Many studies agree that tea and coffee are two excellent beverages for the body due to the bioactive compounds they contain. Rich in antioxidants, coffee works against inflammation and cellular aging and helps protect the body from certain chronic and cardiovascular diseases, cancer and even diabetes. Most of these beneficial effects are also found in tea.

To go further, researchers from the University of Kyushu (Japan) studied the impact of these drinks on people with type 2 diabetes. Thus, for almost five years, the scientist Yuji Komorita and his colleagues have followed the health status of almost 5,000 Japanese with an average age of 66 who suffer from this chronic disease. During his experience, 309 people died, 114 of them from cancer and 76 from cardiovascular diseases.

But what the scientists found was that participants who drank one of the two drinks regularly were less likely to die than the others. Thus, those who drank at least one cup of green tea a day saw their risk of death decrease by 15% and up to 40% for heavy users (more than four cups a day). The same goes for coffee lovers: the risk of death was 19% lower with one cup a day and even 41% with two or more cups.

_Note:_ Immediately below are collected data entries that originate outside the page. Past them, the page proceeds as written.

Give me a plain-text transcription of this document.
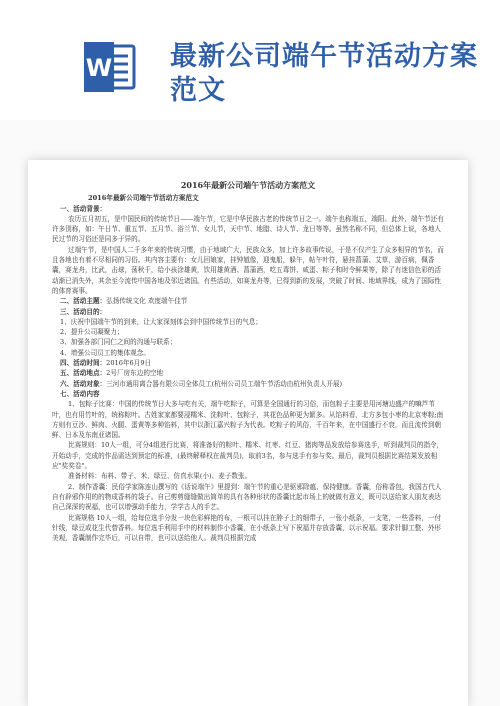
W 最新公司端午节活动方案范文
2016年最新公司端午节活动方案范文
2016年最新公司端午节活动方案范文
一、活动背景：
农历五月初五，是中国民间的传统节日——端午节，它是中华民族古老的传统节日之一。端午也称端五，端阳。此外，端午节还有许多别称，如：午日节、重五节、五月节、浴兰节、女儿节，天中节、地腊、诗人节、龙日等等。虽然名称不同，但总体上说，各地人民过节的习俗还是同多于异的。
过端午节，是中国人二千多年来的传统习惯，由于地域广大，民族众多，加上许多故事传说，于是不仅产生了众多相异的节名，而且各地也有着不尽相同的习俗。其内容主要有：女儿回娘家，挂钟馗像，迎鬼船，躲午，帖午叶符，悬挂菖蒲、艾草，游百病，佩香囊，赛龙舟，比武，击球，荡秋千，给小孩涂雄黄，饮用雄黄酒、菖蒲酒，吃五毒饼、咸蛋、粽子和时令鲜果等，除了有迷信色彩的活动渐已消失外，其余至今流传中国各地及邻近诸国。有些活动，如赛龙舟等，已得到新的发展，突破了时间、地域界线，成为了国际性的体育赛事。
二、活动主题：弘扬传统文化 欢度端午佳节
三、活动目的：
1、庆祝中国端午节的到来，让大家深刻体会到中国传统节日的气息；
2、提升公司凝聚力；
3、加强各部门同仁之间的沟通与联系；
4、增强公司员工的集体观念。
四、活动时间：2016年6月9日
五、活动地点：2号厂房东边的空地
六、活动对象：三河市通用离合器有限公司全体员工(杭州公司员工端午节活动由杭州负责人开展)
七、活动内容
1、包粽子比赛：中国的传统节日大多与吃有关，端午吃粽子，可算是全国通行的习俗，而包粽子主要是用河塘边盛产的嘛芦苇叶，也有用竹叶的，统称粽叶。古姓家家都要浸糯米、洗粽叶、包粽子，其花色品种更为繁多。从馅料看，北方多包小枣的北京枣粽;南方则有豆沙、鲜肉、火腿、蛋黄等多种馅料，其中以浙江嘉兴粽子为代表。吃粽子的风俗，千百年来，在中国盛行不衰，而且流传到朝鲜、日本及东南亚诸国。
比赛规则：10人一组，可分4组进行比赛，将准备好的粽叶、糯米、红枣、红豆、猪肉等品发放给参赛选手，听到裁判员的指令，开始动手，完成的作品需达到预定的标准，(最终解释权在裁判员)，取前3名，参与选手有参与奖。最后，裁判员根据比赛结果发放相应"奖奖卷"。
准备材料：布料、带子、米、绿豆、仿真水果(小)、麦子数张。
2、制作香囊：民俗学家陈连山撰写的《话说端午》里提到：端午节的重心是驱邪除瘟、保持健康。香囊，俗称香包，我国古代人自有辟邪作用的的物成香料的袋子。自己剪剪缝缝做出简单的具有各种形状的香囊比起市场上的就做有意义，既可以送给家人朋友表达自己深深的祝福，也可以增强动手能力，学学古人的手艺。
比赛规格 10人一组，给每位选手分发一块色彩鲜艳的布，一根可以挂在脖子上的细带子，一张小纸条，一支笔，一些香料，一付针线，绿豆或花生代替香料。每位选手利用手中的材料制作小香囊，在小纸条上写下祝福并存放香囊，以示祝福。要求针脚工整、外形美观，香囊制作完毕后，可以自带，也可以送给他人。裁判员根据完成
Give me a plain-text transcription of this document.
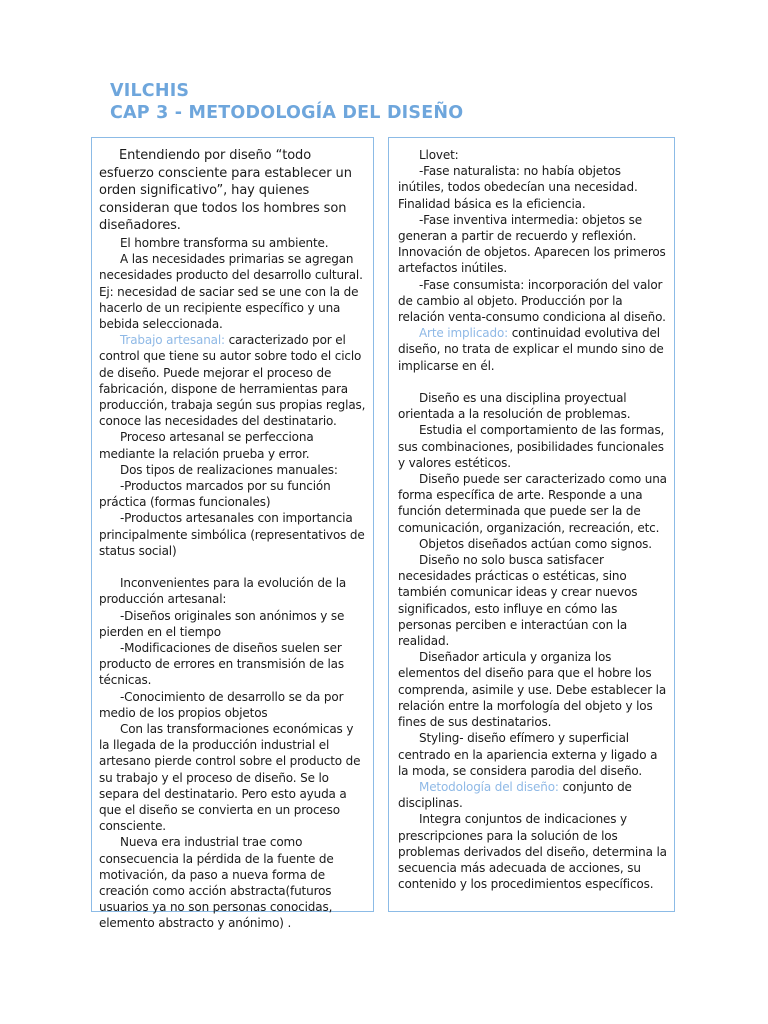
VILCHIS
CAP 3 - METODOLOGÍA DEL DISEÑO

Entendiendo por diseño “todo esfuerzo consciente para establecer un orden significativo”, hay quienes consideran que todos los hombres son diseñadores.

El hombre transforma su ambiente.

A las necesidades primarias se agregan necesidades producto del desarrollo cultural. Ej: necesidad de saciar sed se une con la de hacerlo de un recipiente específico y una bebida seleccionada.

Trabajo artesanal: caracterizado por el control que tiene su autor sobre todo el ciclo de diseño. Puede mejorar el proceso de fabricación, dispone de herramientas para producción, trabaja según sus propias reglas, conoce las necesidades del destinatario.

Proceso artesanal se perfecciona mediante la relación prueba y error.

Dos tipos de realizaciones manuales:

-Productos marcados por su función práctica (formas funcionales)

-Productos artesanales con importancia principalmente simbólica (representativos de status social)

Inconvenientes para la evolución de la producción artesanal:

-Diseños originales son anónimos y se pierden en el tiempo

-Modificaciones de diseños suelen ser producto de errores en transmisión de las técnicas.

-Conocimiento de desarrollo se da por medio de los propios objetos

Con las transformaciones económicas y la llegada de la producción industrial el artesano pierde control sobre el producto de su trabajo y el proceso de diseño. Se lo separa del destinatario. Pero esto ayuda a que el diseño se convierta en un proceso consciente.

Nueva era industrial trae como consecuencia la pérdida de la fuente de motivación, da paso a nueva forma de creación como acción abstracta(futuros usuarios ya no son personas conocidas, elemento abstracto y anónimo) .

Llovet:

-Fase naturalista: no había objetos inútiles, todos obedecían una necesidad. Finalidad básica es la eficiencia.

-Fase inventiva intermedia: objetos se generan a partir de recuerdo y reflexión. Innovación de objetos. Aparecen los primeros artefactos inútiles.

-Fase consumista: incorporación del valor de cambio al objeto. Producción por la relación venta-consumo condiciona al diseño.

Arte implicado: continuidad evolutiva del diseño, no trata de explicar el mundo sino de implicarse en él.

Diseño es una disciplina proyectual orientada a la resolución de problemas.

Estudia el comportamiento de las formas, sus combinaciones, posibilidades funcionales y valores estéticos.

Diseño puede ser caracterizado como una forma específica de arte. Responde a una función determinada que puede ser la de comunicación, organización, recreación, etc.

Objetos diseñados actúan como signos.

Diseño no solo busca satisfacer necesidades prácticas o estéticas, sino también comunicar ideas y crear nuevos significados, esto influye en cómo las personas perciben e interactúan con la realidad.

Diseñador articula y organiza los elementos del diseño para que el hobre los comprenda, asimile y use. Debe establecer la relación entre la morfología del objeto y los fines de sus destinatarios.

Styling- diseño efímero y superficial centrado en la apariencia externa y ligado a la moda, se considera parodia del diseño.

Metodología del diseño: conjunto de disciplinas.

Integra conjuntos de indicaciones y prescripciones para la solución de los problemas derivados del diseño, determina la secuencia más adecuada de acciones, su contenido y los procedimientos específicos.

Unsurprisingly, deaths from the heaviest drinkers (tea and coffee combined each day) were even less common - up to 63% lower risk for a combination of four cups of green tea and two cups of coffee per day!

Caffeine could affect insulin production

However, the authors of the study, published in the British Medical Journal: Open Diabetes Research & Care, are cautioned that this is only an observational study as no causal link has been discovered. "Tea contains several antioxidant and anti-inflammatory compounds, including phenols. Caffeine is believed to affect insulin production and sensitivity," the study read. So, tea or coffee? If you have diabetes, maybe even both.